Imagine you have a shell script called `script.sh` that contains:

```bash
head -n $2 $1
tail -n $3 $1
```

With this script in your `data` directory, you type the following command:

```bash
$ bash script.sh '*.txt' 1 1
```

3.2.1 Which of the following outputs would you expect to see?

1. All of the lines between the first and the last lines of each file ending in `.txt`
    in the `data` directory
2. The first and the last line of each file ending in `.txt` in the `data` directory
3. The first and the last line of each file in the `data` directory
4. An error because of the quotes around `*.txt`


### Find the longest file with a given extension 

3.３ Write a shell script called `longest.sh` that takes the name of a directory and a filename extension as its arguments, and prints out the name of the file with the most lines in that directory with that extension. For example:

```bash
$ bash longest.sh data/ txt
```

would print the name of the `.txt` file in `data` that has the most lines.

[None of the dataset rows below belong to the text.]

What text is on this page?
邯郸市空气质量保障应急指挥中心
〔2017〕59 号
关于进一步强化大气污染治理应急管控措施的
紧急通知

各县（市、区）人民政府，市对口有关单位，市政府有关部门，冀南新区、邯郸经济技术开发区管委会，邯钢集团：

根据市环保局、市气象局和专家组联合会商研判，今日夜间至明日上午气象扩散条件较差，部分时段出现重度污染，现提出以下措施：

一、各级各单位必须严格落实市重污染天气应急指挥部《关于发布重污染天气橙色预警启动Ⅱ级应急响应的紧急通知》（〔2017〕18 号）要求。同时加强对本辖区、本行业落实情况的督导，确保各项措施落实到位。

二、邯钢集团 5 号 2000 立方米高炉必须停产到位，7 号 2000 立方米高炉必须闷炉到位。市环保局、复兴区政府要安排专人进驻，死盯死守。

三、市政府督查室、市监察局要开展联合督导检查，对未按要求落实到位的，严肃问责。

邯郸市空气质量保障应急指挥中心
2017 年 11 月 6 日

### Script reading comprehension 

3.4 For this question, consider your `data` directory once again.
Explain what each of the following three scripts would do when run as `bash script1.sh *.txt`, `bash script2.sh *.txt`, and `bash script3.sh *.txt` respectively.

```bash
# script1.sh
echo *.*
```

```bash
# script2.sh
for filename in $1 $2 $3
  do
    cat $filename
  done
```

```bash
# script3.sh
echo $@.txt
```

(You may need to search online to find the meaning of `$@`.)

### Using `grep`

Assume the following text from *The Adventures of Sherlock Holmes* is contained in a file called `excerpt.txt`:

```text
To Sherlock Holmes she is always THE woman. I have seldom heard
him mention her under any other name. In his eyes she eclipses
and predominates the whole of her sex. It was not that he felt
any emotion akin to love for Irene Adler.
```

3.5 Which of the following commands would provide the following output:

```text
and predominates the whole of her sex. It was not that he felt
```

1. `grep "he" excerpt.txt`
2. `grep -E "he" excerpt.txt`
3. `grep -w "he" excerpt.txt`
4. `grep -i "he" excerpt.txt`


### Tracking publication years

In Exercise **TODO** ref(bash-tools-ex-pipe-construction) you examined code that extracted the publication year from a list of book titles.

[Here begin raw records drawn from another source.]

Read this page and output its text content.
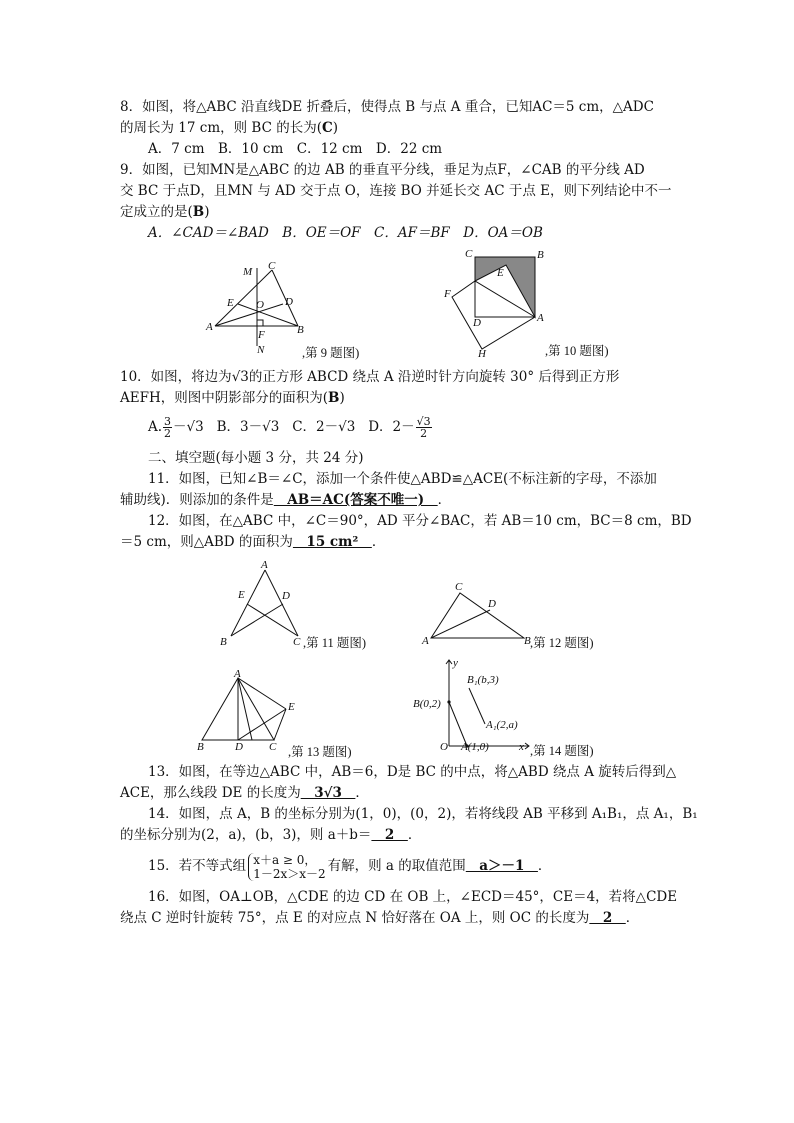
8．如图，将△ABC 沿直线DE 折叠后，使得点 B 与点 A 重合，已知AC＝5 cm，△ADC
的周长为 17 cm，则 BC 的长为(C)
A．7 cm　B．10 cm　C．12 cm　D．22 cm
9．如图，已知MN是△ABC 的边 AB 的垂直平分线，垂足为点F，∠CAB 的平分线 AD
交 BC 于点D，且MN 与 AD 交于点 O，连接 BO 并延长交 AC 于点 E，则下列结论中不一
定成立的是(B)
A．∠CAD＝∠BAD　B．OE＝OF　C．AF＝BF　D．OA＝OB
M C
E O D
A
F	B
N	,第 9 题图)
C	B
E
F
D	A
H	,第 10 题图)
10．如图，将边为√3的正方形 ABCD 绕点 A 沿逆时针方向旋转 30° 后得到正方形
AEFH，则图中阴影部分的面积为(B)
A. $\frac{3}{2} -√3$ B．3－√3 C．2－√3 D．$2- \frac{√3}{2}$
二、填空题(每小题 3 分，共 24 分)
11．如图，已知∠B＝∠C，添加一个条件使△ABD≌△ACE(不标注新的字母，不添加
辅助线)．则添加的条件是　AB＝AC(答案不唯一)　．
12．如图，在△ABC 中，∠C＝90°，AD 平分∠BAC，若 AB＝10 cm，BC＝8 cm，BD
＝5 cm，则△ABD 的面积为　15 cm²　．
A
E	D
B	C ,第 11 题图)
C
D
A	B ,第 12 题图)
A
E
B	D C ,第 13 题图)
y
B₁(b,3)
B(0,2)
A₁(2,a)
O A(1,0)	x ,第 14 题图)
13．如图，在等边△ABC 中，AB＝6，D是 BC 的中点，将△ABD 绕点 A 旋转后得到△
ACE，那么线段 DE 的长度为　3√3　．
14．如图，点 A，B 的坐标分别为(1，0)，(0，2)，若将线段 AB 平移到 A₁B₁，点 A₁，B₁
的坐标分别为(2，a)，(b，3)，则 a＋b＝　2　．
15．若不等式组 x＋a ≥ 0，
1－2x＞x－2 有解，则 a 的取值范围　a＞－1　．
16．如图，OA⊥OB，△CDE 的边 CD 在 OB 上，∠ECD＝45°，CE＝4，若将△CDE
绕点 C 逆时针旋转 75°，点 E 的对应点 N 恰好落在 OA 上，则 OC 的长度为　2　．
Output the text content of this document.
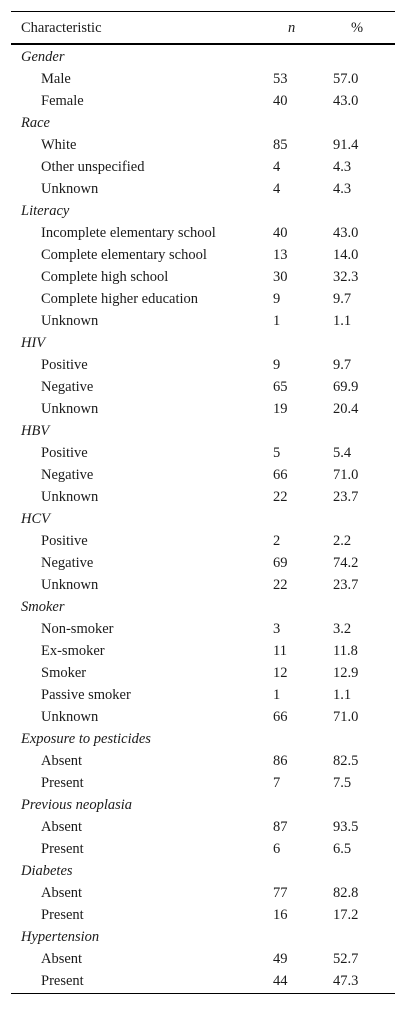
Characteristic	n	%
Gender
Male	53	57.0
Female	40	43.0
Race
White	85	91.4
Other unspecified	4	4.3
Unknown	4	4.3
Literacy
Incomplete elementary school	40	43.0
Complete elementary school	13	14.0
Complete high school	30	32.3
Complete higher education	9	9.7
Unknown	1	1.1
HIV
Positive	9	9.7
Negative	65	69.9
Unknown	19	20.4
HBV
Positive	5	5.4
Negative	66	71.0
Unknown	22	23.7
HCV
Positive	2	2.2
Negative	69	74.2
Unknown	22	23.7
Smoker
Non-smoker	3	3.2
Ex-smoker	11	11.8
Smoker	12	12.9
Passive smoker	1	1.1
Unknown	66	71.0
Exposure to pesticides
Absent	86	82.5
Present	7	7.5
Previous neoplasia
Absent	87	93.5
Present	6	6.5
Diabetes
Absent	77	82.8
Present	16	17.2
Hypertension
Absent	49	52.7
Present	44	47.3
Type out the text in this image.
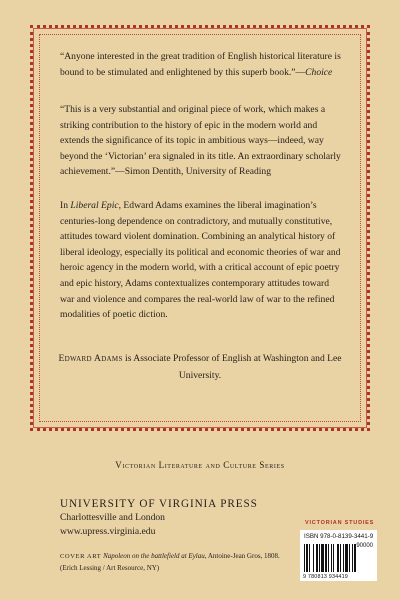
“Anyone interested in the great tradition of English historical literature is bound to be stimulated and enlightened by this superb book.”—Choice

“This is a very substantial and original piece of work, which makes a striking contribution to the history of epic in the modern world and extends the significance of its topic in ambitious ways—indeed, way beyond the ‘Victorian’ era signaled in its title. An extraordinary scholarly achievement.”—Simon Dentith, University of Reading

In Liberal Epic, Edward Adams examines the liberal imagination’s centuries-long dependence on contradictory, and mutually constitutive, attitudes toward violent domination. Combining an analytical history of liberal ideology, especially its political and economic theories of war and heroic agency in the modern world, with a critical account of epic poetry and epic history, Adams contextualizes contemporary attitudes toward war and violence and compares the real-world law of war to the refined modalities of poetic diction.

Edward Adams is Associate Professor of English at Washington and Lee University.

Victorian Literature and Culture Series
UNIVERSITY OF VIRGINIA PRESS
Charlottesville and London
www.upress.virginia.edu
COVER ART Napoleon on the battlefield at Eylau, Antoine-Jean Gros, 1808. (Erich Lessing / Art Resource, NY)
VICTORIAN STUDIES
ISBN 978-0-8139-3441-9
90000
9 780813 934419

3.6 Write a shell script called `year.sh` that takes any number of filenames as command-line arguments, and uses a variation of the code you used earlier to print a list of the unique publication years appearing in each of those files separately.


### Counting names 

You and your friend have just finished reading *Sense and Sensibility* and are now having an argument.
Your friend thinks that the elder of the two Dashwood sisters, Elinor, was mentioned more frequently in the book, but you are certain it was the younger sister, Marianne.
Luckily, `sense_and_sensibility.txt` contains the full text of the novel. 

3.7 Using a `for` loop, how would you tabulate the number of times each of the sisters is mentioned?

Hint: one solution might employ the commands `grep` and `wc` and a `|`, while another might utilize `grep` options.
There is often more than one way to solve a problem with the shell; people choose solutions based on readability, speed, and what commands they are most familiar with.

### Matching and subtracting

Assume you are in the root directory of the `zipf` project.

3.8 Which of the following commands will find all files in `data` whose names end in `e.txt`, but do *not* contain the word `machine`?

1.  `find data -name '*e.txt' | grep -v machine`
2.  `find data -name *e.txt | grep -v machine`
3.  `grep -v "machine" $(find data -name '*e.txt')`
4.  None of the above.

### `find` pipeline reading comprehension 

3.9 Write a short explanatory comment for the following shell script:

```bash
wc -l $(find . -name '*.dat') | sort -n
```

### Finding files with different properties 

The `find` command can be given criteria called "tests" to locate files with specific attributes, such as creation time, size, or ownership.

3.10.1 Use `man find` to explore these, then write a single command using `-type`, `-mtime`, and `-user` to find all files in or below your Desktop directory that are owned by you and were modified in the last 24 hours.

3.10.2 Explain why the value for `-mtime` needs to be negative.